TypeScript routing scorer choking on /api/v2/routing/queues/{id}/agents shape in Electron main process

I’m spinning up a TypeScript module to override the default queue routing behavior inside the Electron main process, but the scoring pipeline keeps choking on the /api/v2/routing/queues/{queueId}/agents response shape. The endpoint returns a flat array of routingQueueAgent objects, yet my calculateAgentScore(agent, interactionContext) function expects nested skill proficiency maps. I’m mapping the raw payload with agents.map(a => ({ id: a.id, skills: a.skills.map(s => ({ name: s.name, proficiency: s.proficiency })) })) and feeding it into a weighted sum algorithm that multiplies proficiency by a dynamic contextWeight pulled from the interaction metadata. When I push the computed scores back to the internal config store via POST /internal/routing/config, the payload hits a 400 Bad Request because the score field refuses values above 100.0, even though the docs say it accepts floats. The tie-breaking logic using Math.random() on equal scores works in isolation, but the main process hangs when I try to batch the results for the simulation runner.

Switching to a least-busy fallback with agents.filter(a => a.currentlyWrappedCalls === 0).sort((x, y) => x.totalCalls - y.totalCalls) fixes the hang, yet the routing efficiency report generator spits out NaN for the throughputDelta metric. I’ve been tracing the getUserMedia stream state to ensure the softphone isn’t blocking the routing thread, but the event loop just keeps queuing microtasks. The dynamic config API endpoint I’m exposing at localhost:3000/api/route/update accepts the new thresholds, but the WebSocket subscription for real-time agent state changes drops frames when the scoring function runs longer than 150ms. The GC routing API seems to be silently truncating the weighted payload shape anyway.

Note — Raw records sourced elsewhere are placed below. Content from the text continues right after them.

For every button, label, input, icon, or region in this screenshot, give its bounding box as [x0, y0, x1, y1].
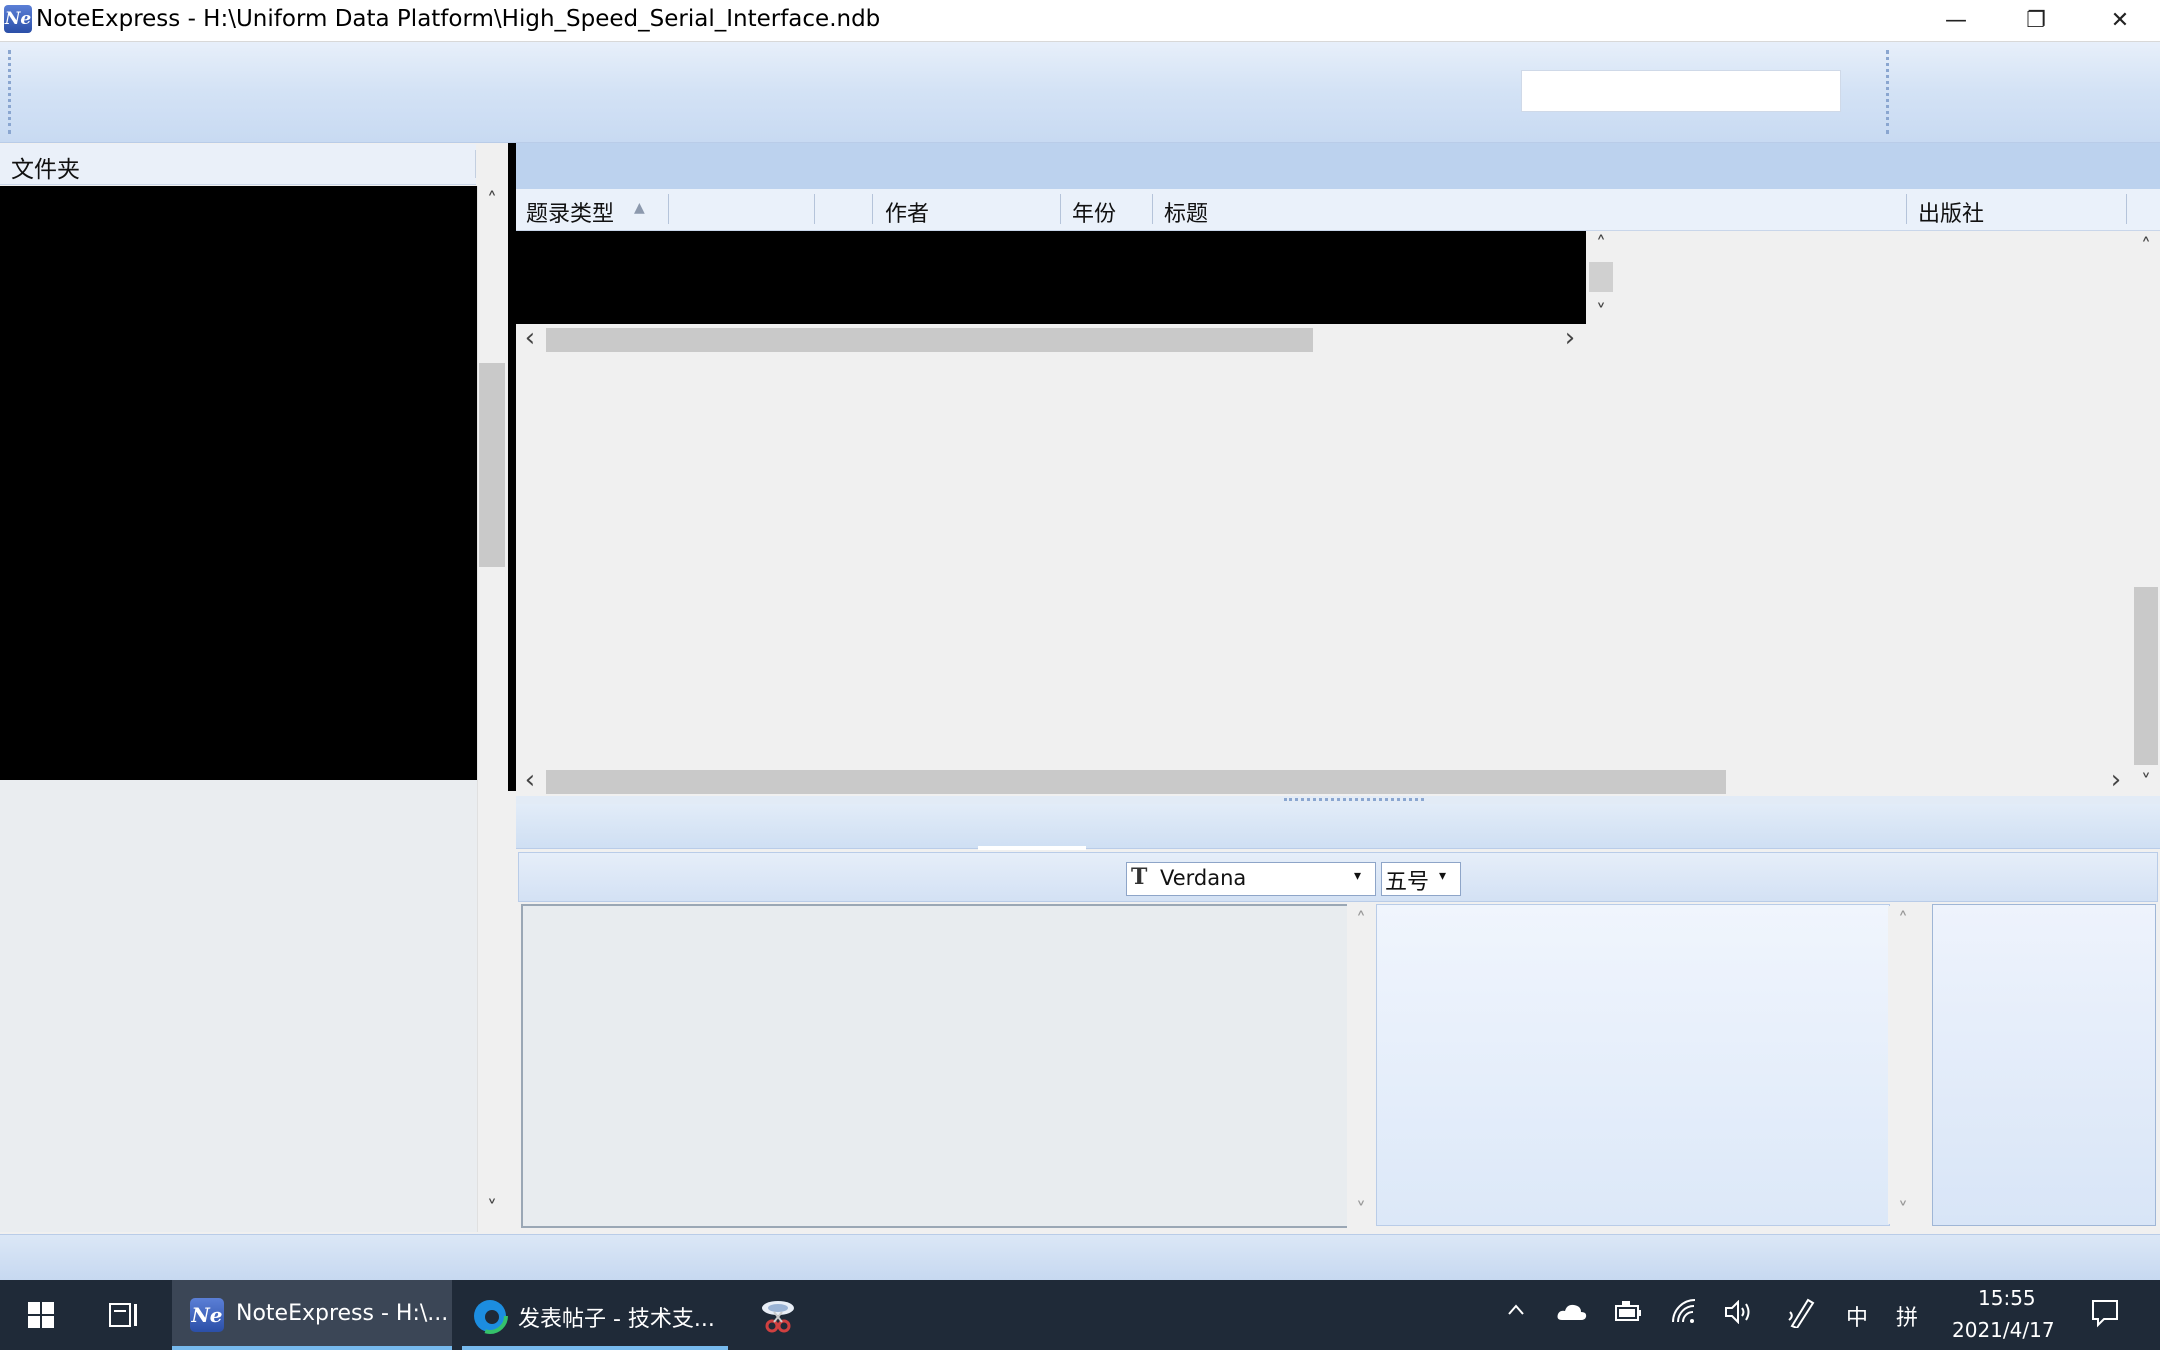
- edge-browser-icon: [472, 1298, 508, 1334]
- chevron-down-icon[interactable]: ▾: [1354, 868, 1361, 884]
- detail-tab-active[interactable]: [978, 846, 1086, 850]
- note-editor-textarea[interactable]: [521, 904, 1347, 1228]
- pane-splitter[interactable]: [508, 143, 516, 791]
- column-header-author[interactable]: 作者: [885, 196, 929, 228]
- column-divider[interactable]: [1152, 194, 1153, 224]
- restore-button[interactable]: ❐: [1996, 0, 2076, 41]
- taskbar-app-label: 发表帖子 - 技术支...: [518, 1307, 715, 1332]
- folder-scrollbar[interactable]: [477, 186, 508, 1232]
- reference-list-empty-area: [516, 354, 2132, 766]
- list-column-header: [516, 189, 2160, 231]
- close-button[interactable]: ✕: [2080, 0, 2160, 41]
- column-divider[interactable]: [668, 194, 669, 224]
- onedrive-cloud-icon[interactable]: [1556, 1302, 1588, 1326]
- preview-scroll-up-icon[interactable]: ˄: [1893, 910, 1913, 930]
- snipping-tool-icon[interactable]: [758, 1296, 798, 1336]
- column-divider[interactable]: [1060, 194, 1061, 224]
- column-divider[interactable]: [2126, 194, 2127, 224]
- folder-scroll-thumb[interactable]: [479, 363, 505, 567]
- ime-language-indicator[interactable]: 中: [1846, 1300, 1868, 1332]
- toolbar-grip-right[interactable]: [1886, 50, 1892, 134]
- taskbar-open-indicator: [462, 1346, 728, 1350]
- tray-overflow-chevron-icon[interactable]: [1506, 1300, 1526, 1326]
- inner-scroll-left-icon[interactable]: ‹: [520, 325, 540, 351]
- font-family-value: Verdana: [1160, 866, 1247, 890]
- list-scroll-up-icon[interactable]: ˄: [2136, 236, 2156, 256]
- pen-ink-icon[interactable]: [1786, 1296, 1816, 1332]
- minimize-button[interactable]: —: [1916, 0, 1996, 41]
- notification-center-icon[interactable]: [2090, 1298, 2120, 1332]
- folder-scroll-down-icon[interactable]: ˅: [482, 1198, 502, 1218]
- clock-date[interactable]: 2021/4/17: [1952, 1318, 2055, 1342]
- chevron-down-icon[interactable]: ▾: [1439, 868, 1446, 884]
- windows-start-icon[interactable]: [28, 1302, 54, 1328]
- column-header-year[interactable]: 年份: [1072, 196, 1116, 228]
- font-size-value: 五号: [1385, 870, 1430, 895]
- volume-icon[interactable]: [1724, 1299, 1754, 1328]
- folder-pane-title: 文件夹: [11, 157, 80, 183]
- status-bar: [0, 1234, 2160, 1281]
- noteexpress-app-icon: Ne: [190, 1298, 224, 1332]
- taskbar-app-label: NoteExpress - H:\...: [236, 1301, 449, 1326]
- editor-scrollbar[interactable]: [1347, 906, 1375, 1224]
- folder-scroll-up-icon[interactable]: ˄: [482, 190, 502, 210]
- taskbar-active-indicator: [172, 1346, 452, 1350]
- column-divider[interactable]: [1906, 194, 1907, 224]
- wifi-icon[interactable]: [1670, 1298, 1700, 1330]
- preview-scroll-down-icon[interactable]: ˅: [1893, 1200, 1913, 1220]
- list-horizontal-scroll-thumb[interactable]: [546, 770, 1726, 794]
- reference-list-rows[interactable]: [516, 231, 1586, 324]
- window-title: NoteExpress - H:\Uniform Data Platform\H…: [36, 6, 881, 32]
- app-logo-icon: Ne: [4, 5, 32, 33]
- preview-scrollbar[interactable]: [1888, 906, 1918, 1224]
- preview-pane: [1376, 904, 1890, 1226]
- column-header-title[interactable]: 标题: [1164, 196, 1208, 228]
- clock-time[interactable]: 15:55: [1978, 1286, 2036, 1310]
- inner-vertical-scroll-thumb[interactable]: [1589, 262, 1613, 292]
- editor-scroll-up-icon[interactable]: ˄: [1351, 910, 1371, 930]
- task-view-icon[interactable]: [108, 1300, 140, 1330]
- inner-scroll-up-icon[interactable]: ˄: [1591, 234, 1611, 254]
- editor-scroll-down-icon[interactable]: ˅: [1351, 1200, 1371, 1220]
- inner-scroll-right-icon[interactable]: ›: [1560, 325, 1580, 351]
- list-scroll-left-icon[interactable]: ‹: [520, 767, 540, 793]
- detail-tab-strip[interactable]: [516, 804, 2160, 849]
- search-input[interactable]: [1521, 70, 1841, 112]
- column-divider[interactable]: [814, 194, 815, 224]
- font-icon: T: [1131, 864, 1148, 890]
- folder-tree[interactable]: [0, 186, 477, 780]
- folder-header-divider: [475, 150, 476, 178]
- list-group-band: [516, 143, 2160, 189]
- ime-mode-indicator[interactable]: 拼: [1896, 1300, 1918, 1332]
- folder-tree-empty-area: [0, 780, 477, 1232]
- column-divider[interactable]: [872, 194, 873, 224]
- inner-scroll-down-icon[interactable]: ˅: [1591, 302, 1611, 322]
- list-scroll-right-icon[interactable]: ›: [2106, 767, 2126, 793]
- column-header-type[interactable]: 题录类型: [526, 196, 614, 228]
- column-header-publisher[interactable]: 出版社: [1918, 196, 1984, 228]
- splitter-grip[interactable]: [1284, 798, 1424, 801]
- list-scroll-down-icon[interactable]: ˅: [2136, 772, 2156, 792]
- toolbar-grip-left[interactable]: [8, 50, 14, 134]
- sort-ascending-icon: ▲: [634, 200, 645, 216]
- battery-charging-icon[interactable]: [1614, 1300, 1644, 1328]
- list-vertical-scroll-thumb[interactable]: [2134, 587, 2158, 765]
- side-info-pane: [1932, 904, 2156, 1226]
- inner-horizontal-scroll-thumb[interactable]: [546, 328, 1313, 352]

The routingQueueAgent payload stays flat by design. You’ll need to map the skill proficiencies manually.

  1. Extract the routing_queue_skill IDs.
  2. Cross-reference them against your local cache.
  3. Rebuild the nested structure inside the callback.

Skip extra API calls during peak hours or the scorer will timeout. Just reshape the data locally. Missing the cache lookup causes memory spikes.

const nestedSkills = agents.map(a => ({
 id: a.id,
 SKILL_PROFICIENCY: a.routing_queue_skill.reduce((acc, s) => ({ ...acc, [s.skill_id]: s.level }), {})
}));

The suggestion above nails the cache lookup, but you’ll want to bind that QUEUE_AGENT_MAPPING directly to the local state before the ROUTING_SCORE calculation kicks off. Architect Flows handle this payload reshaping natively anyway, so pushing custom logic into the Electron main process just adds unnecessary latency. Honestly just leave the SKILL_PROFICIENCY map flat until the final evaluation step.